Everyone else we spoke to (e.g. friends who had been through it etc) said IVF is definitely your best chance. Just crack on and don't waste any more time.

So on we went to start IVF.

I endured the injections, scans and all the side effects. They didn't want to give me a large dose as I was very fertile and at risk of developing complications from the drugs. So when it came time to taking out the eggs, unfortunately there were only 3 and not enough to proceed.

So we took the trigger injection to release the eggs, had sex, and guess what... we fell pregnant! Just with the ovarian stimulation and not IVF.

When this happened, we thought, clearly everything they've been saying to us is a lie. We can get pregnant without IVF!

Unfortunately, 11 weeks later we found out the pregnancy wasn't meant to be. I cried for a day or two, had an operation to remove it, found out it was caused by an extremely rare chromosome disorder called Triploidy, and then moved on with my life. Positivity is my number 1 motto!

The consultant that did my operation was so lovely. He was the first doctor to tell us IVF is not the option for us. He said we should try for a while with just ovarian stimulation (using pills not needles, yay!) and see how it goes. "Relax, it will happen." So we stayed with him to do this. We tried IUI a couple of times during the process just to up our chances.

During all this, we got pregnant again but had an early miscarriage. Just another sign that we could do it on our own!! Hope was around the corner.

When we did IUI again, the scientist at the clinic suggested my husband see a urologist and our consultant agreed.

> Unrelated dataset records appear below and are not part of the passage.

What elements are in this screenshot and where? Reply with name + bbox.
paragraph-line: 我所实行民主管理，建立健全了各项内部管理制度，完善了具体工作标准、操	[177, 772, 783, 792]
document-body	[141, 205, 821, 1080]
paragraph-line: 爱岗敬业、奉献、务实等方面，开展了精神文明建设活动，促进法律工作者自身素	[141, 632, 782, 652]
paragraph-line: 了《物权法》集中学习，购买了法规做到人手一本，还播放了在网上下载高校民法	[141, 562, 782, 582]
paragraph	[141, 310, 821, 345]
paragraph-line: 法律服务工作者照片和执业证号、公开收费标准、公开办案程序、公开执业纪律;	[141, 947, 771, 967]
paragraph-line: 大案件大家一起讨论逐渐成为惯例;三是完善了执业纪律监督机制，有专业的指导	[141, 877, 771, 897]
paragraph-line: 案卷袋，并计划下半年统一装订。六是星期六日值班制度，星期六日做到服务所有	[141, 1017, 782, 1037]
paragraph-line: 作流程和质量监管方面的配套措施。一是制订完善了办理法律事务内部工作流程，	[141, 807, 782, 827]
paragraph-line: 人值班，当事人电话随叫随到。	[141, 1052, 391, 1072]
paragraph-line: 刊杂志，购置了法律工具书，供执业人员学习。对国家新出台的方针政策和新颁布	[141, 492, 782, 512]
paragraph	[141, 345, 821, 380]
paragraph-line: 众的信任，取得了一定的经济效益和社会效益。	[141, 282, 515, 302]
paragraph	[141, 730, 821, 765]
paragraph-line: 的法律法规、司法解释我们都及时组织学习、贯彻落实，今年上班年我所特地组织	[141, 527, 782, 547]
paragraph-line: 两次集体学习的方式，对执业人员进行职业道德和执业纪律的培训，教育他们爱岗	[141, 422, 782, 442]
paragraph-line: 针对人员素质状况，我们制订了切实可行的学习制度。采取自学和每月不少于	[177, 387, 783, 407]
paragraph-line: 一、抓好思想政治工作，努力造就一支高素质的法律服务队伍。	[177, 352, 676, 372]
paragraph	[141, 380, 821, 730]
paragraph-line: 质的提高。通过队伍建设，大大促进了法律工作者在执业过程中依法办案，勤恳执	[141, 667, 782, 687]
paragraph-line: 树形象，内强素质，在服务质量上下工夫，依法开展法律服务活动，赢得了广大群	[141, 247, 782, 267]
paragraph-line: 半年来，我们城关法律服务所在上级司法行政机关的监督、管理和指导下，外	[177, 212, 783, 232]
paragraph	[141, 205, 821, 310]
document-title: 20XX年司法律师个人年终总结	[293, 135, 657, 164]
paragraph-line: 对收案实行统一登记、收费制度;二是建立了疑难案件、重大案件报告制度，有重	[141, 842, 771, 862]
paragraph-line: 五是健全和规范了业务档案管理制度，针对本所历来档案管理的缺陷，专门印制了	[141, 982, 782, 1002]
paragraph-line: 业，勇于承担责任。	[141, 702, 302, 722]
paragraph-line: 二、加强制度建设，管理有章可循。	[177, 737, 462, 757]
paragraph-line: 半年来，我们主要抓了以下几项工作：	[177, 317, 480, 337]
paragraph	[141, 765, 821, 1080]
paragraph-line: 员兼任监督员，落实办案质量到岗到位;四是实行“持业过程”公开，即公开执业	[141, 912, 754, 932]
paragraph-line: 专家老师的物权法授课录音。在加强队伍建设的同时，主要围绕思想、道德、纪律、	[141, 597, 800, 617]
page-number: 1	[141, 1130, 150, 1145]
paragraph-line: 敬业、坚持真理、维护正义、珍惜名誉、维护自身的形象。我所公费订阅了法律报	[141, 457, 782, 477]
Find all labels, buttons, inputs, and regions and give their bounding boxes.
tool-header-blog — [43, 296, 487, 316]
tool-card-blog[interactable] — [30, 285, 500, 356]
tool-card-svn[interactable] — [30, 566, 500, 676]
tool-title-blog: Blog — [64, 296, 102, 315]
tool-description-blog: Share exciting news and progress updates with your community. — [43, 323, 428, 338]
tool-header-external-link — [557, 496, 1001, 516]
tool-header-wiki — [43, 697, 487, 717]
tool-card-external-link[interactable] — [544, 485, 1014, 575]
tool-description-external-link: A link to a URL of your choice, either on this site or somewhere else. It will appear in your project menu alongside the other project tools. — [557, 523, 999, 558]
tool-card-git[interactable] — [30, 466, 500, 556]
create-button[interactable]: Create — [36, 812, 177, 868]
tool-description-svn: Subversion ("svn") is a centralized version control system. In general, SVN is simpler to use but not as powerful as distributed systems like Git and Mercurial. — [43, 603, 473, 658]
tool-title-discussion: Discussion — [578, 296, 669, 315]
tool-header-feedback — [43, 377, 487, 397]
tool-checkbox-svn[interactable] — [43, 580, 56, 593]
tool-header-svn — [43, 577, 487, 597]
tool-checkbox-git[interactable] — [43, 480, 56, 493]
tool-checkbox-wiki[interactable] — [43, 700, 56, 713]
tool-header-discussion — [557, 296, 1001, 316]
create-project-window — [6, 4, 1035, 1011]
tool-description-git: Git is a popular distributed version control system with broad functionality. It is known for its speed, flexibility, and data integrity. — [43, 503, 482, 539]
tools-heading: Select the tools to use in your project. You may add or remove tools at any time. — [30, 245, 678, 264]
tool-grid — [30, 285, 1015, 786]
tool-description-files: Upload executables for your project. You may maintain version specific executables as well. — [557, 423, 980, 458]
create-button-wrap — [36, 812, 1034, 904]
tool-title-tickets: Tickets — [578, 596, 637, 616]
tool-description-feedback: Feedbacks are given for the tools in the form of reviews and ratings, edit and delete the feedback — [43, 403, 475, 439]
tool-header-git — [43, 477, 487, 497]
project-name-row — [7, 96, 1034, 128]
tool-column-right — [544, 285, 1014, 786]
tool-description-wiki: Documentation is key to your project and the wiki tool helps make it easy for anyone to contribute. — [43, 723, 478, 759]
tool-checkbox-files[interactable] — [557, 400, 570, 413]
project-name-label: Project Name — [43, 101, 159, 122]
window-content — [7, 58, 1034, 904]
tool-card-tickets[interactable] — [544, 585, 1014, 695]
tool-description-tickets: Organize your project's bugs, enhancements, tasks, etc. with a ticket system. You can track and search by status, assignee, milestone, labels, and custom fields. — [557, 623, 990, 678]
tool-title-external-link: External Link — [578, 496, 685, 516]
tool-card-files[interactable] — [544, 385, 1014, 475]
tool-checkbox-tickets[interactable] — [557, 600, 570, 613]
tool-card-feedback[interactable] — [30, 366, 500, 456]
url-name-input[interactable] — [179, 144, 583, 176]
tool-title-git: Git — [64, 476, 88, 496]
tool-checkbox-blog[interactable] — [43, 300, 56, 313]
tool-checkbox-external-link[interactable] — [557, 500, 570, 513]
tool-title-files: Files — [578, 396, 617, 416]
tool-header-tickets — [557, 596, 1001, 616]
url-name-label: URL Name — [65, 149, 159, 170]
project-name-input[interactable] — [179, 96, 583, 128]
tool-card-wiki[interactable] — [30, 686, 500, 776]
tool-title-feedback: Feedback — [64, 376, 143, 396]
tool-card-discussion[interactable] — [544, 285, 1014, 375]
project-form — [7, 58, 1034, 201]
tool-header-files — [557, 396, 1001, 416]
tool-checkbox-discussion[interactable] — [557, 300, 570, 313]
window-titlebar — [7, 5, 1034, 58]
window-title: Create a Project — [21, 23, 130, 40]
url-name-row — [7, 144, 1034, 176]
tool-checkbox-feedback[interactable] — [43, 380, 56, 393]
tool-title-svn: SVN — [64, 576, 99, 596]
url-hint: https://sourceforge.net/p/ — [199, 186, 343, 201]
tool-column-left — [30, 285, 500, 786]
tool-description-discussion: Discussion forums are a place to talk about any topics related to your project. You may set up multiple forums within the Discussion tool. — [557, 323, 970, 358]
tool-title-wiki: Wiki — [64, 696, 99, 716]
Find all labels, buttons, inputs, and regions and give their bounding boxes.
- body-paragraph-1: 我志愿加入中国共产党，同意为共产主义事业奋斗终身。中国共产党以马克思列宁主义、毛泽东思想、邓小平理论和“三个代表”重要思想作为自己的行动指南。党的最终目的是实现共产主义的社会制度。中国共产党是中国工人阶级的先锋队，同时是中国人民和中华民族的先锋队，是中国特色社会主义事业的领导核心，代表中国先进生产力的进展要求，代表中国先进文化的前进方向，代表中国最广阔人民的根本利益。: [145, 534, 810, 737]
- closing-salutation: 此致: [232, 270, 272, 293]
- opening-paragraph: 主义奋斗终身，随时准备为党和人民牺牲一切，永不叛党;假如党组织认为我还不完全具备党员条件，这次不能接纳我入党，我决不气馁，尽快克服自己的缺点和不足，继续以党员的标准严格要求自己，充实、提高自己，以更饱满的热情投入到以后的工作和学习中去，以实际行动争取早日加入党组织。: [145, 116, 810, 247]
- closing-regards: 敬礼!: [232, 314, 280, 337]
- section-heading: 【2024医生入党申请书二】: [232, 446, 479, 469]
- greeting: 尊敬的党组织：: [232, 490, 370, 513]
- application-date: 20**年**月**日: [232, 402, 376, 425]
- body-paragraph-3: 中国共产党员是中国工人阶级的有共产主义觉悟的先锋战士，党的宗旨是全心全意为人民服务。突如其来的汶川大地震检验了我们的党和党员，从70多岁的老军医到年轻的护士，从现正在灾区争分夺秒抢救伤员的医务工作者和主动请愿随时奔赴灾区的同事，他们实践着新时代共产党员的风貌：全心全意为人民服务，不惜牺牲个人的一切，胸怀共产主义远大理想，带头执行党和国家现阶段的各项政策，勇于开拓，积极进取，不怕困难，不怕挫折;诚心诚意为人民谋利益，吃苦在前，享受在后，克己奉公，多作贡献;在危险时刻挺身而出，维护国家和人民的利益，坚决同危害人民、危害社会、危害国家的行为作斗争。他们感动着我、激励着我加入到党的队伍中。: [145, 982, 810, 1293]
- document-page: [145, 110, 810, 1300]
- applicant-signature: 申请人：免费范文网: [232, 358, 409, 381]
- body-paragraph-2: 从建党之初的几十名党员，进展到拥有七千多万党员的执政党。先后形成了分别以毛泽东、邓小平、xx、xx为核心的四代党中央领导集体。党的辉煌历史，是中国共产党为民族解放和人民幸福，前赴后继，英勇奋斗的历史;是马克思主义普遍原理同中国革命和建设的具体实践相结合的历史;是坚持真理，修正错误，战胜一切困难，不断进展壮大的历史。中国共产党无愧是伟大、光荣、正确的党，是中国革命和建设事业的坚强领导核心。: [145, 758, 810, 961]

So, we went to see the most incredible man. He said "I can definitely help and I just wish more gynaecologists would stop referring the women to IVF and tell the man to see someone first if the issue comes from their side."

So he prescribed my husband a pill to take every other day and sent us both off to see a lovely fertility nutritionist. We adjusted our diets accordingly, my husband cut out caffeine, upped his running schedule, took lots of supplements and for several months we were dedicated to the cause. My husband changed hormone pills a couple of times, but the result of this and the nutritional plan doubled his output and improved the quality of his sperm considerably.

Seven months later... we fell pregnant naturally!! I'm now 16 weeks and so far everything is looking, in the words of my amazing consultant, "perfect".

So... if the problem is with the man, please don't rush off to do IVF. It's entirely your choice of course, but I feel that there are other less invasive and more successful options around, which should first be explored.

Does anyone else have similar stories to share or are any of you on the same path we went down?

Loki17 Sat 16-Apr-16 16:54:09

Congratulations on your pregnancy and thank you for sharing your story.